Alla fine si torna sempre lì, alla violenza e al rapporto che abbiamo con la violenza. Ho avuto la sciagurata idea di scrivere su Twitter un paio di cose sull’aggressione dell’allenatore della Fiorentina a un suo calciatore, scoprendo che la grandissima maggioranza delle persone pensa che l’allenatore abbia fatto bene, che il ragazzetto viziato se l’era meritata, che due cazzotti non hanno mai fatto male a nessuno, che il giocatore gli aveva mancato di rispetto e questo giustificava la reazione. Sono rimasto allibito e pure un po’ spaventato. La gente non si picchia. Non solo non si picchia se tu hai cinquant’anni e sei il capo di un gruppo di ragazzini: la gente non si picchia e basta. Ho scoperto però che questo principio di civiltà basilare, elementare, ha la portata rivoluzionaria e sovversiva delle adozioni per i gay o dell’eutanasia o delle frontiere aperte. “Un papà può dare un ceffone a un figlio irrispettoso, no?”, mi è stato detto con tutta la tranquillità di questo mondo da persone probabilmente placidissime. Non oso pensare a cosa debba subire un bambino ancora oggi, nel 2012, a forza di ceffoni e cazzotti educativi, a forza di punizioni corporali.
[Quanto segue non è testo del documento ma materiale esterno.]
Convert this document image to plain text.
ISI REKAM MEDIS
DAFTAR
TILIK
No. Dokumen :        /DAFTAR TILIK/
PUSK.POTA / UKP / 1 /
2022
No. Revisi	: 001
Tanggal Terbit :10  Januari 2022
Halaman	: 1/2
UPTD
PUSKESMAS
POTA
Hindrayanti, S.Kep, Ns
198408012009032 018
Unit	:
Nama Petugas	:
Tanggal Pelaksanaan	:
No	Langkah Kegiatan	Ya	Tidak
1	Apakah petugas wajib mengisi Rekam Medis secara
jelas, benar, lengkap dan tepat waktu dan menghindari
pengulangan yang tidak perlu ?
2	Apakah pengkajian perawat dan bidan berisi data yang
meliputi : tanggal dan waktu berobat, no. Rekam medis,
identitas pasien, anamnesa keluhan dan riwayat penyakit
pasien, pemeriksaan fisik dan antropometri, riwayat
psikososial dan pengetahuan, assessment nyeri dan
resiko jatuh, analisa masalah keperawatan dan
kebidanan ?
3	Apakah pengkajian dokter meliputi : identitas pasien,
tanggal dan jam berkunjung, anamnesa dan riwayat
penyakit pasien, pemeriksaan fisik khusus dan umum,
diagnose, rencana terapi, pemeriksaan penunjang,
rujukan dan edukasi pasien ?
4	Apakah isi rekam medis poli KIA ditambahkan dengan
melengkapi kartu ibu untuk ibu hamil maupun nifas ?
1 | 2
Poi c’è una questione altrettanto preoccupante, che ha a che fare con la superficialità con cui sosteniamo una tesi o un’altra per istinto, per riflesso pavloviano, senza farci sopra un pensiero uno. Si può stare dalla parte del ricco calciatore ventenne? No, certo che no. Come abbiamo imparato, i calciatori non hanno diritti, probabilmente in quanto giovani e ricchi. Il calciatore ventenne ha mancato di rispetto all’allenatore, “ha messo in dubbio la sua autorità”, ho letto, quindi ci sta che l’allenatore reagisca male e lo picchi. Ma basta togliere la parola “calciatore” per cambiare tutto. Un capoufficio cinquantenne che picchiasse un arrogantello dipendente ventenne che lo ha preso per il culo non otterrebbe applausi per il brillante intervento educativo. Sarebbe rimosso a furor di popolo, e denunciato. Non avremmo dubbi sulla parte da cui stare, sempre per il riflesso pavloviano. Se il lavoro del dipendente è il calciatore, però, il riflesso pavloviano ci fa dire la cosa opposta. E questo perché non ci abbiamo fatto un pensiero che sia uno, sulla questione: su cosa è giusto e cosa è sbagliato, su cosa si può fare, e quando, e se, e come. Parliamo a caso, per luoghi comuni, per sentito dire, per riflessi condizionati. Siamo messi male.

Ho inserito la moderazione nei commenti a causa di qualche utente con toni particolarmente indecenti o fuori tema. I commenti, per il resto, sono pieni di persone che non la pensano come me: se non vedete apparire il vostro commento non è perché censuro-il-dissenso. Voi direste che è perché avete bisogno di un paio di sganassoni.